Putting together your taxes is a mental task, but many people are exhausted by the time they are done. The same is true when reading a long report, sorting through a lot of spreadsheet data, or writing a paper with a lot of facts. A new study says that the feeling of being tired after a lot of deep thinking is not all in your head.
Empirical Studies on a tired brain
French researchers wrote in the journal Current Biology on August 11 that lab tests show that work that requires a lot of thinking can cause toxic waste to build up in a part of the brain called the prefrontal cortex.
Researchers say that this changes your ability to make decisions, making you more likely to choose options that are easier or take less time as your brain tires. The prefrontal cortex is the part of the brain where people figure out what to do with different ideas and make important decisions.
Mathias Pessiglione, a senior researcher at Pitié-Salpêtrière University in Paris, said in a written statement, “Influential theories said that fatigue is a kind of illusion that the brain makes up to get us to stop what we’re doing and do something more enjoyable.”
“But our research shows that cognitive work actually changes the way the brain works by causing noxious substances to build up,” he said. “So fatigue would be a signal that tells us to stop working, but for a different reason: to protect the way the brain works.”
Pessiglione and his team put two groups of people to work for a little more than six hours each as part of this experiment.
One group of 24 people was given a difficult mental task. Every 1.6 seconds, letters were shown on a computer, and they had to compare the new letters to ones that had been shown before in different ways. Another group of 16 people was given a similar but simpler task to do.

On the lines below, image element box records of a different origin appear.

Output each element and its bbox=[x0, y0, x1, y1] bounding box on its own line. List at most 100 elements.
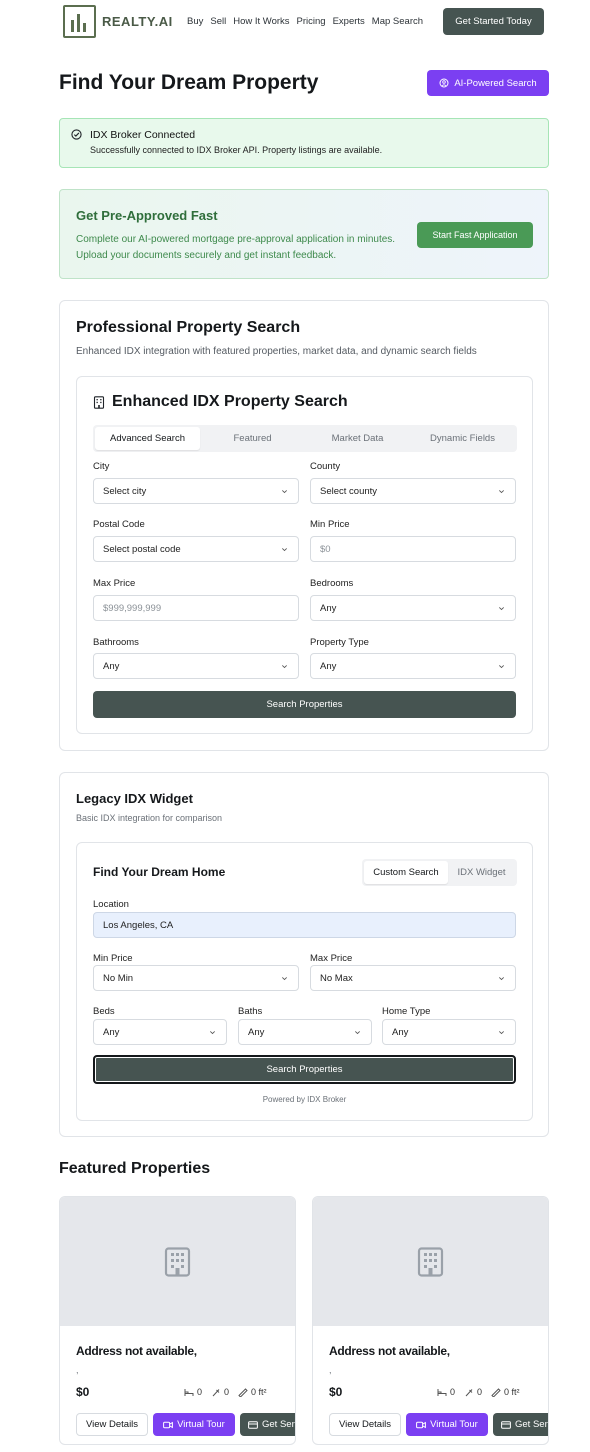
chevron-down-icon bbox=[355, 1031, 360, 1035]
home-type-label: Home Type bbox=[382, 1006, 431, 1017]
legacy-min-price-value: No Min bbox=[103, 972, 134, 984]
baths-select[interactable]: Any bbox=[238, 1019, 372, 1045]
chevron-down-icon bbox=[499, 607, 504, 611]
property-address: Address not available, bbox=[329, 1344, 450, 1358]
ai-powered-search-button[interactable]: AI-Powered Search bbox=[427, 70, 549, 96]
legacy-max-price-select[interactable]: No Max bbox=[310, 965, 516, 991]
bed-icon bbox=[437, 1388, 447, 1396]
get-senior-button[interactable]: Get Senior bbox=[493, 1413, 548, 1436]
page-title: Find Your Dream Property bbox=[59, 71, 319, 94]
ruler-icon bbox=[491, 1387, 501, 1397]
property-sqft: 0 ft² bbox=[504, 1387, 520, 1397]
view-details-button[interactable]: View Details bbox=[76, 1413, 148, 1436]
location-input[interactable]: Los Angeles, CA bbox=[93, 912, 516, 938]
tab-dynamic-fields[interactable]: Dynamic Fields bbox=[410, 427, 515, 450]
sparkle-icon bbox=[439, 78, 449, 88]
enhanced-idx-panel: Enhanced IDX Property Search Advanced Se… bbox=[76, 376, 533, 734]
property-card[interactable]: Address not available, , $0 0 0 0 ft² Vi… bbox=[312, 1196, 549, 1445]
brand-name: REALTY.AI bbox=[102, 14, 173, 29]
postal-code-select[interactable]: Select postal code bbox=[93, 536, 299, 562]
nav-link-sell[interactable]: Sell bbox=[210, 16, 226, 27]
building-icon bbox=[93, 395, 105, 409]
bath-icon bbox=[212, 1388, 220, 1396]
legacy-max-price-label: Max Price bbox=[310, 953, 353, 964]
virtual-tour-button[interactable]: Virtual Tour bbox=[153, 1413, 235, 1436]
property-stats: 0 0 0 ft² bbox=[184, 1387, 267, 1397]
building-icon bbox=[417, 1247, 444, 1277]
chevron-down-icon bbox=[282, 490, 287, 494]
postal-code-select-value: Select postal code bbox=[103, 543, 181, 555]
idx-connected-alert: IDX Broker Connected Successfully connec… bbox=[59, 118, 549, 168]
bedrooms-select[interactable]: Any bbox=[310, 595, 516, 621]
beds-select[interactable]: Any bbox=[93, 1019, 227, 1045]
preapproval-description: Complete our AI-powered mortgage pre-app… bbox=[76, 234, 396, 261]
property-type-select[interactable]: Any bbox=[310, 653, 516, 679]
home-type-select[interactable]: Any bbox=[382, 1019, 516, 1045]
preapproval-title: Get Pre-Approved Fast bbox=[76, 208, 218, 223]
beds-label: Beds bbox=[93, 1006, 115, 1017]
virtual-tour-button[interactable]: Virtual Tour bbox=[406, 1413, 488, 1436]
beds-select-value: Any bbox=[103, 1026, 120, 1038]
tab-featured[interactable]: Featured bbox=[200, 427, 305, 450]
property-price: $0 bbox=[329, 1385, 343, 1399]
property-card[interactable]: Address not available, , $0 0 0 0 ft² Vi… bbox=[59, 1196, 296, 1445]
tab-advanced-search[interactable]: Advanced Search bbox=[95, 427, 200, 450]
search-properties-button[interactable]: Search Properties bbox=[93, 691, 516, 718]
county-label: County bbox=[310, 461, 341, 472]
chevron-down-icon bbox=[499, 665, 504, 669]
max-price-input[interactable]: $999,999,999 bbox=[93, 595, 299, 621]
county-select[interactable]: Select county bbox=[310, 478, 516, 504]
county-select-value: Select county bbox=[320, 485, 378, 497]
property-price: $0 bbox=[76, 1385, 90, 1399]
nav-link-buy[interactable]: Buy bbox=[187, 16, 203, 27]
bath-icon bbox=[465, 1388, 473, 1396]
legacy-idx-card: Legacy IDX Widget Basic IDX integration … bbox=[59, 772, 549, 1137]
property-stats: 0 0 0 ft² bbox=[437, 1387, 520, 1397]
alert-title: IDX Broker Connected bbox=[90, 129, 196, 141]
property-image-placeholder bbox=[60, 1197, 295, 1326]
bathrooms-select[interactable]: Any bbox=[93, 653, 299, 679]
pro-search-title: Professional Property Search bbox=[76, 319, 301, 336]
alert-message: Successfully connected to IDX Broker API… bbox=[90, 145, 383, 155]
ruler-icon bbox=[238, 1387, 248, 1397]
legacy-search-properties-button[interactable]: Search Properties bbox=[93, 1055, 516, 1084]
virtual-tour-label: Virtual Tour bbox=[177, 1419, 225, 1430]
pro-search-subtitle: Enhanced IDX integration with featured p… bbox=[76, 346, 477, 357]
home-type-select-value: Any bbox=[392, 1026, 409, 1038]
legacy-max-price-value: No Max bbox=[320, 972, 353, 984]
get-senior-button[interactable]: Get Senior bbox=[240, 1413, 295, 1436]
tab-market-data[interactable]: Market Data bbox=[305, 427, 410, 450]
tab-idx-widget[interactable]: IDX Widget bbox=[448, 861, 515, 884]
legacy-widget-panel: Find Your Dream Home Custom Search IDX W… bbox=[76, 842, 533, 1121]
nav-link-pricing[interactable]: Pricing bbox=[297, 16, 326, 27]
ai-button-label: AI-Powered Search bbox=[454, 77, 537, 89]
nav-link-how-it-works[interactable]: How It Works bbox=[233, 16, 289, 27]
check-circle-icon bbox=[71, 129, 82, 140]
property-type-label: Property Type bbox=[310, 637, 369, 648]
video-camera-icon bbox=[163, 1421, 174, 1428]
bedrooms-select-value: Any bbox=[320, 602, 337, 614]
city-select[interactable]: Select city bbox=[93, 478, 299, 504]
postal-code-label: Postal Code bbox=[93, 519, 145, 530]
start-fast-application-button[interactable]: Start Fast Application bbox=[417, 222, 533, 248]
chevron-down-icon bbox=[210, 1031, 215, 1035]
baths-label: Baths bbox=[238, 1006, 263, 1017]
min-price-input[interactable]: $0 bbox=[310, 536, 516, 562]
legacy-min-price-select[interactable]: No Min bbox=[93, 965, 299, 991]
property-address: Address not available, bbox=[76, 1344, 197, 1358]
min-price-label: Min Price bbox=[310, 519, 350, 530]
city-label: City bbox=[93, 461, 110, 472]
chevron-down-icon bbox=[282, 977, 287, 981]
chevron-down-icon bbox=[499, 490, 504, 494]
legacy-subtitle: Basic IDX integration for comparison bbox=[76, 813, 223, 823]
building-icon bbox=[164, 1247, 191, 1277]
view-details-button[interactable]: View Details bbox=[329, 1413, 401, 1436]
property-actions: View Details Virtual Tour Get Senior bbox=[76, 1413, 295, 1436]
get-started-button[interactable]: Get Started Today bbox=[443, 8, 544, 35]
chevron-down-icon bbox=[499, 1031, 504, 1035]
nav-link-map-search[interactable]: Map Search bbox=[372, 16, 423, 27]
tab-custom-search[interactable]: Custom Search bbox=[364, 861, 448, 884]
logo[interactable]: REALTY.AI bbox=[63, 5, 173, 38]
nav-link-experts[interactable]: Experts bbox=[333, 16, 365, 27]
property-baths: 0 bbox=[477, 1387, 483, 1397]
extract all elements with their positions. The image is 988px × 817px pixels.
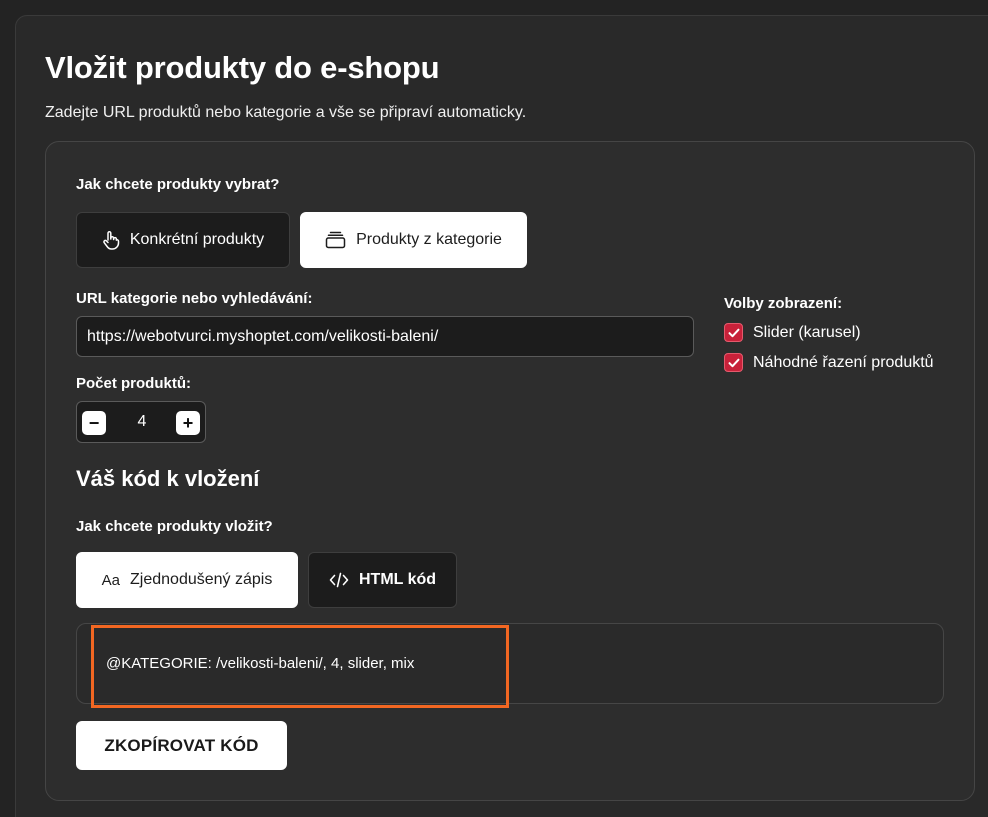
text-format-icon: Aa — [101, 571, 121, 589]
slider-option-label: Slider (karusel) — [753, 323, 861, 341]
page-subtitle: Zadejte URL produktů nebo kategorie a vš… — [45, 104, 527, 121]
stack-icon — [325, 231, 346, 249]
decrement-button[interactable]: − — [82, 411, 106, 435]
increment-button[interactable]: + — [176, 411, 200, 435]
specific-products-button[interactable]: Konkrétní produkty — [76, 212, 290, 268]
slider-option[interactable]: Slider (karusel) — [724, 323, 861, 342]
simplified-format-label: Zjednodušený zápis — [130, 571, 273, 588]
simplified-format-button[interactable]: Aa Zjednodušený zápis — [76, 552, 298, 608]
random-order-option-label: Náhodné řazení produktů — [753, 353, 934, 371]
count-label: Počet produktů: — [76, 375, 191, 392]
url-label: URL kategorie nebo vyhledávání: — [76, 290, 313, 307]
code-icon — [329, 572, 349, 588]
selection-question: Jak chcete produkty vybrat? — [76, 176, 280, 193]
random-order-checkbox[interactable] — [724, 353, 743, 372]
category-products-button[interactable]: Produkty z kategorie — [300, 212, 527, 268]
pointer-hand-icon — [102, 230, 120, 250]
page-title: Vložit produkty do e-shopu — [45, 50, 440, 85]
slider-checkbox[interactable] — [724, 323, 743, 342]
category-products-label: Produkty z kategorie — [356, 231, 502, 248]
html-format-label: HTML kód — [358, 571, 437, 588]
code-section-title: Váš kód k vložení — [76, 466, 260, 491]
copy-code-button[interactable]: ZKOPÍROVAT KÓD — [76, 721, 287, 770]
display-options-label: Volby zobrazení: — [724, 295, 843, 312]
html-format-button[interactable]: HTML kód — [308, 552, 457, 608]
insert-question: Jak chcete produkty vložit? — [76, 518, 273, 535]
quantity-stepper: − 4 + — [76, 401, 206, 443]
specific-products-label: Konkrétní produkty — [129, 231, 265, 248]
random-order-option[interactable]: Náhodné řazení produktů — [724, 353, 934, 372]
url-input[interactable] — [76, 316, 694, 357]
code-output-text: @KATEGORIE: /velikosti-baleni/, 4, slide… — [106, 655, 415, 672]
quantity-value[interactable]: 4 — [127, 413, 157, 431]
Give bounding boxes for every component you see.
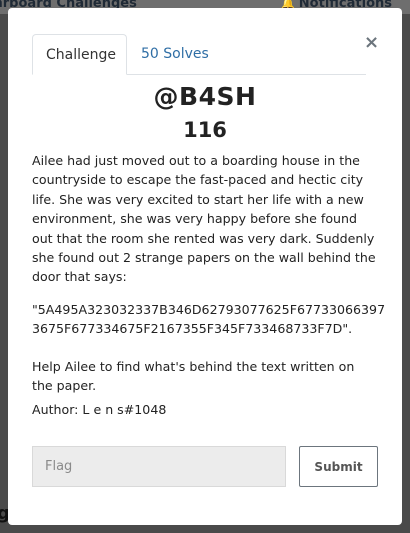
challenge-modal: Challenge 50 Solves × @B4SH 116 Ailee ha…: [8, 8, 402, 525]
modal-tabs: Challenge 50 Solves: [32, 34, 366, 75]
flag-input[interactable]: [32, 446, 286, 487]
challenge-name: @B4SH: [153, 82, 257, 111]
challenge-points: 116: [183, 118, 227, 142]
challenge-description: Ailee had just moved out to a boarding h…: [32, 151, 385, 393]
description-paragraph: Help Ailee to find what's behind the tex…: [32, 359, 355, 394]
close-icon[interactable]: ×: [364, 32, 379, 53]
description-paragraph: Ailee had just moved out to a boarding h…: [32, 153, 376, 285]
tab-challenge[interactable]: Challenge: [32, 34, 127, 75]
description-hex-string: "5A495A323032337B346D62793077625F6773306…: [32, 302, 386, 337]
submit-button[interactable]: Submit: [299, 446, 378, 487]
tab-solves[interactable]: 50 Solves: [128, 34, 222, 74]
challenge-author: Author: L e n s#1048: [32, 402, 167, 417]
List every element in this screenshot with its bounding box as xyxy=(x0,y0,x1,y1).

Researchers used a scanning method called magnetic resonance spectrometry to measure how much glutamate had built up in the prefrontal cortex of the brains of the people who took part in the study.
The Cleveland Clinic says that glutamate is a neurotransmitter that helps people learn and remember. It’s needed in the right amounts and places for your brain to work right, but too much of it can cause neurons to get too excited, which can damage or kill brain cells.
Researchers found that people whose minds had to do harder tasks had more glutamate build-up in the part of their brain called the prefrontal cortex. These people also showed other signs of being tired, such as smaller pupils.
Both groups were also given a financial choice every so often to see if their constant brain work had changed how well they could make decisions. They could choose between a smaller cash reward that was easier to get or a bigger cash reward that took more work or patience to get.
People in the group that was given more difficult brain tasks started to change their economic decisions by the end of the day, choosing more often the easier options that promised rewards quickly with little work.
Dr. Donn Dexter, a fellow of the American Academy of Neurology and neurologist at the Mayo Clinic in Eau Claire, Wis., said that this experiment gives a plausible alternative explanation for brain fatigue.
He said that most experts would say that a tired mind is caused by a lack of energy.
Dexter said, “The brain is continually in need of glucose, although there is a fairly abundant supply of it. This makes little sense. It may be rational to accumulate harmful wastes that hinder performance.”
He said that if that were true, it would explain why sleep, even a short nap, helps the brain feel more alert. There is evidence that our brains get rid of toxins that have built up during the day while we sleep.
But Dexter thought that making decisions about money wasn’t a good way to tell if a brain was tired.
Dexter said, “I would be careful about making the results more general.” “I’d like another study to find the same thing.”
Dr. Thomas Wisniewski, who runs the Center for Cognitive Neurology at NYU Langone in New York City, had the same worries as Dexter about how the study was set up.
Wisniewski said that both the MRS measurement of glutamate levels and the measurements of brain fatigue was “quite indirect.”
“What they are saying makes sense, but all it is is a link. There’s no proof that one thing led to another, “Wisniewski said. “What they’re saying is possible, but this isn’t proof that it’s true.”